Osteoporosis, thinning of the bones due to calcium loss, affects about one in two women and one out of five men over 50.
But Professor Miep Helfrich, head of the Bone Cell Biology centre at Aberdeen University, said drugs companies were pulling back from vital studies into the cause and treatment of osteoporosis and other bone conditions in the mistaken belief that they had already been beaten by medical science.
Prof Helfrich was speaking in advance of the European Calcified Tissue Society's annual conference in Glasgow today, at which some 2,000 scientists and clinicians from across Europe will gather to discuss the latest research on bone disease across the globe.

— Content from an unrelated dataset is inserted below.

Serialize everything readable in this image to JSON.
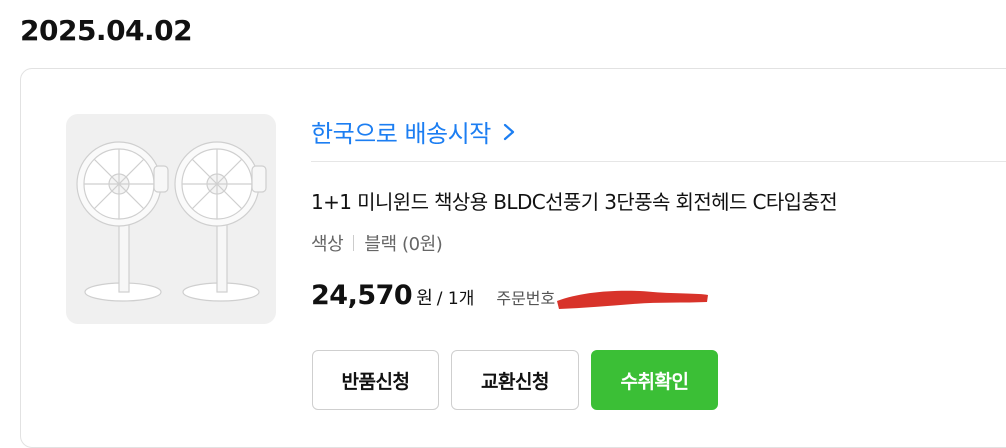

Mr Helfrich said: "Many big pharmaceutical companies are now withdrawing their bone research and development funding as they feel that the bone disease field is 'sorted'; that we have all the drugs needed.
"But there are others who say that better drugs can still be developed, given that many of the bone diseases are chronic, progressive and age-related.
"Patients may be on treatments for decades and the safety profiles of the current drugs over such long periods are not known and some worrying side-effects are becoming apparent."
Osteoporosis is a disease that affects mainly older people and especially women after the menopause. It is a gradual thinning of the bones to the point where they fracture more easily. The most serious of the fractures is that of the hip, which is in fact a fracture of the thigh bone.
The cost to the health service of treating the disease is estimated at 2.3 billion per year in the UK alone.